I'm doing a project for my algorithms class and I'm having a lot of trouble with inputs. I'm trying to read an input like this:
6 0 2 3 1 3
5 9 2 1 3
The integers will need to go to
int num1; // num1 = 6
int num2; // num2 = 5
int array1[100]; // array1 = {0, 2, 3, 1, 3, 0, 0, ...}
int array2[100]; // array2 = {9, 2, 1, 3, 0, 0, ...}
The input will come from standard input, in the form of a file. So in terminal running the program would look like this:
cat input.txt | ./a.out
Where input.txt contains the two lines of integers.
Here is my flawed attempt so far:
while(scanf("%d%c", &temp, &ch) > 1){
if (ch != '\n'){
one[count] = temp;
}
else if (ch == '\n'){
count = 0;
two[count] = temp;
}
one[count] = temp;
count++;
if (ch != ' ')
{
printf("Invalid input. Please do int + space.\n");
return -1;
}
if ((temp >= 100) || (temp <= -100))
{
printf("Input is too big, must be between -100, 100.\n");
return -1;
}
if (one[0] < 1){
printf("Input for n cannot be smaller than one!");
return -1;
}
}
I think the main issue is that I'm just not sure how to deal with multiple lines of input. One line of input is fine by me but multiple lines is what trips me over.
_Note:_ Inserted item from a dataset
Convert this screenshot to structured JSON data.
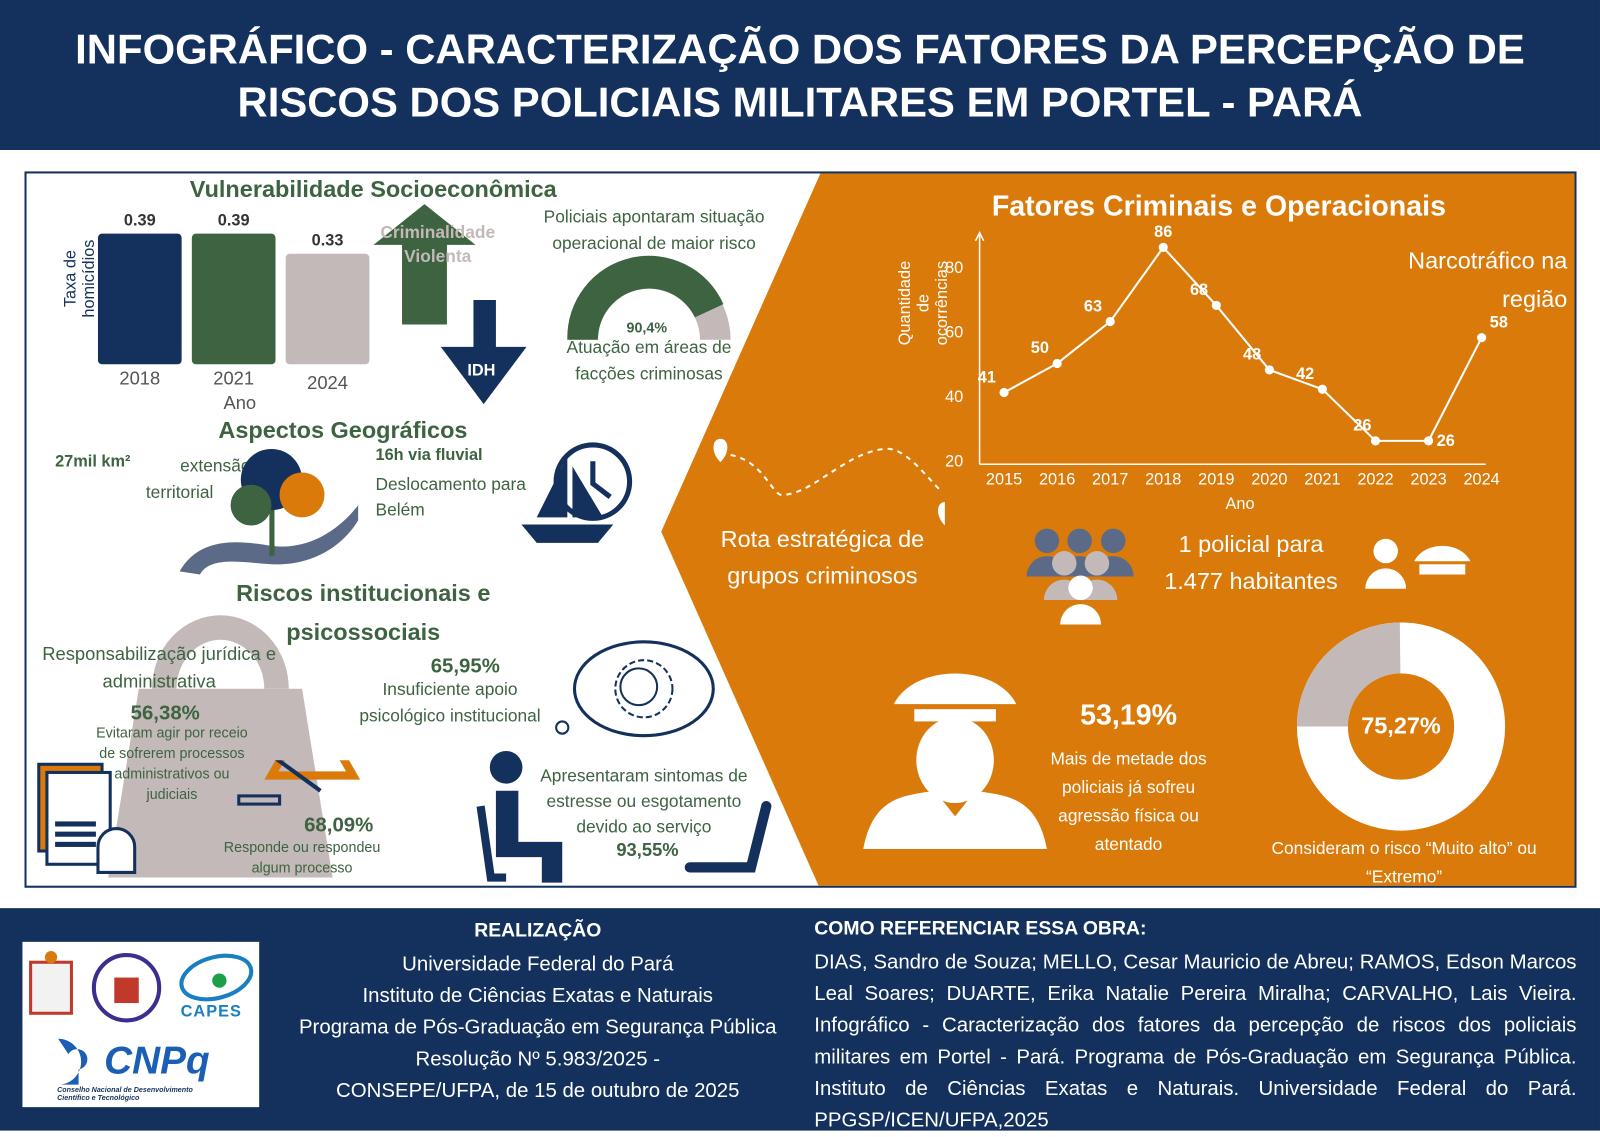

You could fetch an entire line of input using the getline function and then iterate over that line, scanning one number at a time using the strtol function.
From the example in your question I assume that you want all remaining entries in the two arrays to be zero so don't forget to zero them out (either manually or using the memset function.).
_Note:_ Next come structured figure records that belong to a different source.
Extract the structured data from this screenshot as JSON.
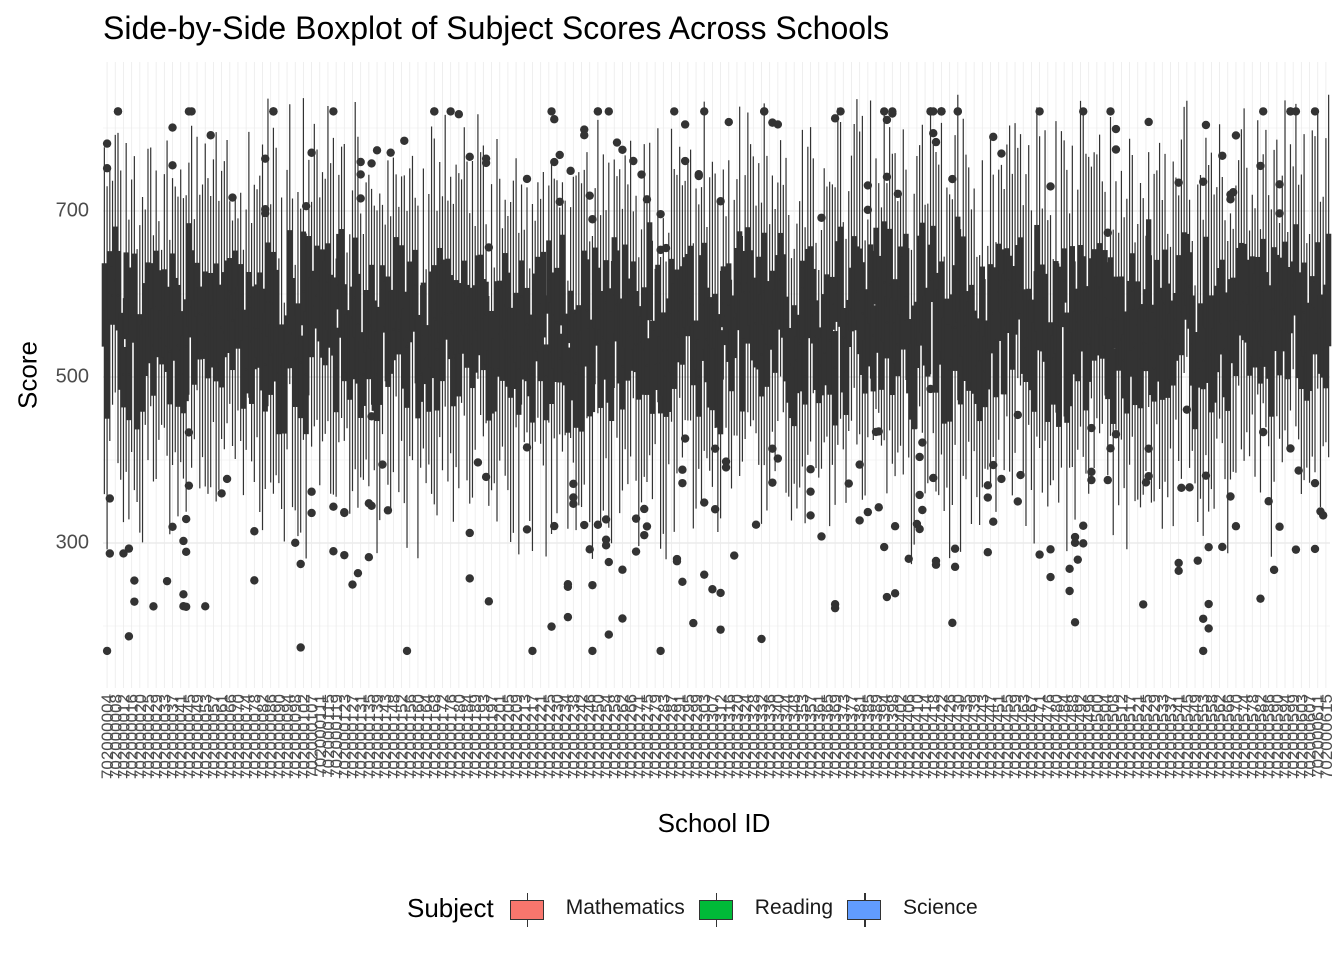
{
  "chart_data": {
    "type": "boxplot",
    "title": "Side-by-Side Boxplot of Subject Scores Across Schools",
    "xlabel": "School ID",
    "ylabel": "Score",
    "y_ticks": [
      "300",
      "500",
      "700"
    ],
    "ylim": [
      150,
      850
    ],
    "grid": true,
    "legend_position": "bottom",
    "legend_title": "Subject",
    "series": [
      {
        "name": "Mathematics",
        "color": "#F8766D"
      },
      {
        "name": "Reading",
        "color": "#00BA38"
      },
      {
        "name": "Science",
        "color": "#619CFF"
      }
    ],
    "category_count": 150,
    "category_first": "702000004",
    "category_last": "702000615",
    "box_median_range": [
      500,
      620
    ],
    "whisker_range": [
      195,
      840
    ],
    "outlier_range": [
      170,
      820
    ]
  }
}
And also don't forget to free() the buffer getline gave you.
Actually I ended up using scanf, here is the working code below. It really helped to read some of these comments and also refer to K&R
#include <stdio.h>
#include <string.h>
#define ARRAY_SIZE 100
void shiftArrayBackByOne(int a[]){
for(int i = 1; i <= ARRAY_SIZE; i++){
a[i - 1] = a[i];
}
}
void printArray(int a[], int n){
for(int i = 0; i < n; i++){
printf("%d ", a[i]);
}
putchar('\n');
}
int main(){
int isLineTwo = 0;
int countOne = 0;
int countTwo = 0;
int inputNum;
int num1;
int num2;
int array1[ARRAY_SIZE];
int array2[ARRAY_SIZE];
char ch;
while(scanf("%d%c", &inputNum, &ch) > 0){
//Puts the input into different arrays depeding
//on value of isLineTwo
if (isLineTwo){
array2[countOne] = inputNum;
countOne++;
} else {
array1[countTwo] = inputNum;
countTwo++;
}
//Increment isLineTwo if ch is a 'newline'
if (ch == '\n')
{
isLineTwo++;
}
//Check if user inputs more than 2 lines
if (isLineTwo > 1){
printf("Hey, no more than 2 input lines!\n");
}
}
printArray(array1, countOne);
printArray(array2, countTwo);
num1 = array1[0];
num2 = array2[0];
shiftArrayBackByOne(array1);
shiftArrayBackByOne(array2);
printf("num1 = %d\n", num1);
printf("num2 = %d\n", num2);
printArray(array1, countOne);
printArray(array2, countTwo);
}
Look at my code below. Maybe it helps you.
Generally, if you know how many numbers will be inputted, you can read numbers one by one using scanf("%d", ...) and use fflush() when the expected amount is met to clear any other numbers in the buffer. This example assumes that the first two numbers are the respective lengths of each line. The input could look like:
// example input:
// 4
// 3
// 1 2 3 4
// 5 6 7
int main()
{
int it;
int it1 = 0;
int it2 = 0;
int line1[100];
int line2[100];
scanf("%d", &it1); // amount of line 1 numbers
scanf("%d", &it2); // amount of line 2 numbers
it = 0;
do
{
scanf("%d", &line1[it]);
} while (++it < it1);
fflush(stdin); // clear input buffer
it = 0;
do
{
scanf("%d", &line2[it]);
} while (++it < it2);
return 0;
}